‘Wall of Valour’: Tribute to bravery of paramilitary, state police forces
Chandigarh, Sep 29 (IANS) They guard the borders and are in the forefront of the battle against the Maoists, at times operating in conditions more adverse than those faced by the army. And yet, the Central Armed Police Forces (CAPFs) and state police forces soldier on. Now, ‘Wall of Valour: Tribute to Martyrs’ by short-film director and storyteller Beenu Rajput, records the story of two martyrs who laid down their lives in the line of duty.
“This documentary is about two martyrs hailing from Yamunanagar (in Haryana) and Srinagar (in Jammu and Kashmir). Rocky, 25, a Shaurya Chakra awardee of the 59 Battalion, lost his life while protecting 44 fellow BSF (Border Security Force) troopers when their convoy was attacked by terrorists near Udhampur in August 2015. Sub-Inspector Altaf Ahmad Dar, 30, of the J&K Police was killed in October 2015 during a covert operation,” Rajput, who researched the heroics of these brave-hearts and tracked their activities and families for the documentary, told IANS here.
Ahmad, also known as ‘Altaf Laptop’ for his expertise in tracking top militants through technological surveillance, and “24-hour cop”, for his dedicated round-the-clock work to track down militants, was considered a big loss for the counter-terrorism operations in the troubled state.
Rajput is currently screening the documentary to personnel and families of paramilitary and state police forces and students in academic institutions.
“More such films should be made to represent the valour of the Indian defence line.
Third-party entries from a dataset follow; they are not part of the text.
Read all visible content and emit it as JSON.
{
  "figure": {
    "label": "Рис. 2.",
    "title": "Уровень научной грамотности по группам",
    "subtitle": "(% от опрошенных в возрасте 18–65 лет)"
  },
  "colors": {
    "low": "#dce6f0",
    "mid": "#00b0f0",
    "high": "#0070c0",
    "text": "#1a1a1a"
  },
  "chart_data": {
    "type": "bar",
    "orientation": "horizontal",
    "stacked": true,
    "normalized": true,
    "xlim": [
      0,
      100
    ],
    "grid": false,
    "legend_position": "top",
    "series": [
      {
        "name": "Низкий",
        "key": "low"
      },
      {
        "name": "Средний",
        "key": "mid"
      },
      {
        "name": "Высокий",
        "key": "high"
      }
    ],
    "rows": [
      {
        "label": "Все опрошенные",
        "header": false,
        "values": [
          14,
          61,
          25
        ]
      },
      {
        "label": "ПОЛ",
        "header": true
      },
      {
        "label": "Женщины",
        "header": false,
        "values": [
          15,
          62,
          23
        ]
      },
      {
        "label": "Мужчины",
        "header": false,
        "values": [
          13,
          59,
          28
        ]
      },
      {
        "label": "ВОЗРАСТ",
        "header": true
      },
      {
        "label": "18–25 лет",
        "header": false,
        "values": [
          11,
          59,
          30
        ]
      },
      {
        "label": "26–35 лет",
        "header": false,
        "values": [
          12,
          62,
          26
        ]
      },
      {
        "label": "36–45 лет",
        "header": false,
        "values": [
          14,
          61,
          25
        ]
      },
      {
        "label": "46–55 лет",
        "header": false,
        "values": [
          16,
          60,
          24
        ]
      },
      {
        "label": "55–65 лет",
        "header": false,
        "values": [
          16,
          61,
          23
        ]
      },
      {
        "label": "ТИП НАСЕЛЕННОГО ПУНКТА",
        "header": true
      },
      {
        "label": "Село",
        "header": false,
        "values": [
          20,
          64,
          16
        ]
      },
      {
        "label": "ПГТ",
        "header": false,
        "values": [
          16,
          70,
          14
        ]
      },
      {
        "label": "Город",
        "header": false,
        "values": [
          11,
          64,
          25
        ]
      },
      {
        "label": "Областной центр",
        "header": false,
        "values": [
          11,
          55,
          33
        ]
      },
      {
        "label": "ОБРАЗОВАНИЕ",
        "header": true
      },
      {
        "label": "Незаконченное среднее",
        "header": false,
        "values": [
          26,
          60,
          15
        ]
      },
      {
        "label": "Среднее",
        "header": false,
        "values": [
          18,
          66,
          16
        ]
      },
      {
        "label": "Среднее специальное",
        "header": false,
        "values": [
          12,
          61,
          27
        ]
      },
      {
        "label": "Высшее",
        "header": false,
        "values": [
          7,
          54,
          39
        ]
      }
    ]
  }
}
These films infuse inspiration in youth and reflect the passion and commitment of forces towards the nation,” said Rajesh Kumar, Deputy Inspector General (DIG) of the Indo-Tibet Border Police (ITBP) Centre at Bhanu near Panchkula, where there was a special screening recently of Rajput’s documentary.
“Data suggests that over 20 lakh police personnel are deployed in the state police forces and around 10 lakh with the CAPFs. Since independence, over 36,000 troopers and police personnel have sacrificed their lives for the nation,” said Rajput, whose documentary was produced by the NGO PPCT and supported by Delhi’s Hamari Police NGO.
Before this, Rajput, who is an independent short-film maker, has also made “Born to Dance” based on noted Kathak dancer Shovana Narayan; “Main Hindi Hoon” on the ups and down of the Hindi language; and “Kaba-e-Hindustan” on the Benaras journey of poet Mirza Galib.
“Movies touch our hearts, awaken our vision and change the way we see things. They take us to other places, they open doors and minds. Movies are the memories of our lifetime, we need to keep them alive. A storytelling documentary expands our understanding of shared human experiences, fostering an informed, compassionate and connected world,” she said.
“For me, shooting documentary style is the most interesting way of seeing the world and telling a story. I don’t like the contrived way the theatrical movie is conceived and put together. If the movie is based on a novel or a stage play, then the filmmaking process is only a copying medium. There’s no art in it. The adaptation process is important,” Rajput added.